My answer derive from following definition of the PhD and its thesis.
The purpose of a PhD is to train a research student as an autonomous scientist
and a good researcher — i.e., as someone deserving the grade of Doctor.
The objective of a PhD thesis is hence to demonstrate to one’s peers that its author can be considered in this way by reporting the successful* completion of a high-quality piece of research.
Depending on one's field, the monograph-style thesis can be replaced by a set of published peer-reviewed paper. The objective remains the same.
The question is then "What is an autonomous scientist and a good researcher?"
Being a good researcher means first to do science well, second to do good
science, and third to do a lot of science.
Doing science well means following its ethical rules, being thorough, honestly and appropriately reporting one’s results, crediting one’s peers for their work and acknowledging one’s work limitations, using the adequate tools and methods to solve a problem, and doing research that is reproducible.

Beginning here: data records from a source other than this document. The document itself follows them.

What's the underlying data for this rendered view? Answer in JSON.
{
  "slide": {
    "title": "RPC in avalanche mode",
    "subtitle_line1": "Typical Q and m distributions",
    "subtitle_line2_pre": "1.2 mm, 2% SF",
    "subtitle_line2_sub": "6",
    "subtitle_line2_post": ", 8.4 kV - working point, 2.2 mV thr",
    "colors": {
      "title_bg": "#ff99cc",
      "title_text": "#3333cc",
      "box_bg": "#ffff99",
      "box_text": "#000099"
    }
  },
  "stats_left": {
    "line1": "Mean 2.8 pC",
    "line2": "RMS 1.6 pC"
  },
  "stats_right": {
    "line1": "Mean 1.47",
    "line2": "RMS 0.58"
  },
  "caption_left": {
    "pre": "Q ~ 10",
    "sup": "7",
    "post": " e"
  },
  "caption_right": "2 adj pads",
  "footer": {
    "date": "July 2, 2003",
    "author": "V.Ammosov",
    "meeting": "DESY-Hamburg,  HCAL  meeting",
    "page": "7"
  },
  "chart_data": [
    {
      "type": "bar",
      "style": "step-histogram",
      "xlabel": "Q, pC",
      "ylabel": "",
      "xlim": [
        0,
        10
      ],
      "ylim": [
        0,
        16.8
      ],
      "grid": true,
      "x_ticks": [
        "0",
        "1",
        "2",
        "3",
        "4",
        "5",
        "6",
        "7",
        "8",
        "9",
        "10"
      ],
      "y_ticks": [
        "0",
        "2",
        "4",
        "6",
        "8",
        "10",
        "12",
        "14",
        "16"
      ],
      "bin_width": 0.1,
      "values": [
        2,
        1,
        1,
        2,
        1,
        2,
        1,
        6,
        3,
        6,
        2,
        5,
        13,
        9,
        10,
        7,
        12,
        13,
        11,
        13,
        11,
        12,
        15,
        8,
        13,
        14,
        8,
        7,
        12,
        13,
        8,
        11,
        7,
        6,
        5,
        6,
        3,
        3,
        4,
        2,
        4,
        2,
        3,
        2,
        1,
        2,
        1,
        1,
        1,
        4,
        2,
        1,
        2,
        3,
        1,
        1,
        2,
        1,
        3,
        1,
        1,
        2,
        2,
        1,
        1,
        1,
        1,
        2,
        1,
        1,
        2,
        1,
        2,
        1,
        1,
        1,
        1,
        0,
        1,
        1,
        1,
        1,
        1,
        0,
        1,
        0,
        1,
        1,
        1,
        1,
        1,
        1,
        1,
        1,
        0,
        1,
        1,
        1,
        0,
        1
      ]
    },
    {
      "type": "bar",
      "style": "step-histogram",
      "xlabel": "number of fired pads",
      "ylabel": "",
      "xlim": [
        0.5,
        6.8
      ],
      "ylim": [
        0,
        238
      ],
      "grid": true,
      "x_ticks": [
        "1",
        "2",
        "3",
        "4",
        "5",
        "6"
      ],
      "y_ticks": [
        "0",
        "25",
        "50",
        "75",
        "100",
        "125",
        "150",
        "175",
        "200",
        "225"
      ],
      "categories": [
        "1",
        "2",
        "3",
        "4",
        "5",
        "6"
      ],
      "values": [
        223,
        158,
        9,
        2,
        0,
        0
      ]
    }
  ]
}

Doing good science means addressing a relevant scientific gap, an issue that is influential, a research problem that matters for science, the society, and the industry.
Doing a lot of science means to tackle a large-scale problem, to address subsequent research gaps, to contribute to multiple issues of a coherent sub-field.
One must, however, note that these criteria are conditional to one another. Doing a lot of science serves no purpose if one does not do good science. And more importantly, doing good science serves no purpose if one does not do science well.
To this, I would add that (it is my opinion, and one may disagree) the job of a researcher is to do science.
And doing science means reporting new knowledge that is as truthful as possible.
This is achievable using the scientific method that is commonly acknowledged as the best method for creating/unveiling (depending on your ontological positioning) reliable new knowledge.
So, to pragmatically answer your question:
- the purpose a a PhD is to train you as a scientist,
- producing new (and highly reliable) knowledge is quintessentially the role of a scientist.
Hence, you cannot be recognized by your peers as a scientist (i.e., being awarded the _Doctor_ title) if you don't prove that you can produce new reliable knowledge by yourself.
The confusion might come from the fact that — as it has been highlighted in comments — scientists do literature review, and literature review are useful and valuable. However, they are not the core of what is a scientist.
It it worth highlighting again the last quoted paragraph:
These criteria are conditional to one another. Doing a lot of science serves no purpose if one does not do good science. And more importantly, doing good science serves no purpose if one does not do science well.
Thus, I think that, when doing a PhD, one should mainly focus of the quality of one's contribution, rather than breadth or scale.
In other words: what matters is not that much what you have proven, but how you have proven it.
Of course I had the dream of a breakthrough thesis.
Yet I think that, during a PhD, it is more important to produce only a few robust, well designed experiment and well reported results on a minor "research gap"; rather than aiming to tackle a large scale issue without being able to produce robust results or reliable conclusions.
It's only once you'll have proven that you are a good researcher and autonomous scientist, that you'll be able to secure a job as a scientist/researcher.
And then you'll have time (and money, and support, and experience, …) to shoot for the stars.
Yet this is not the objective of a PhD. Everything in its own time.
Citations are excerpt of… the preface of my PhD thesis.
* Note that "successful" is to be understood as "We have completed each step of the scientific method". I.e., it does not consider whether results are positive or negative.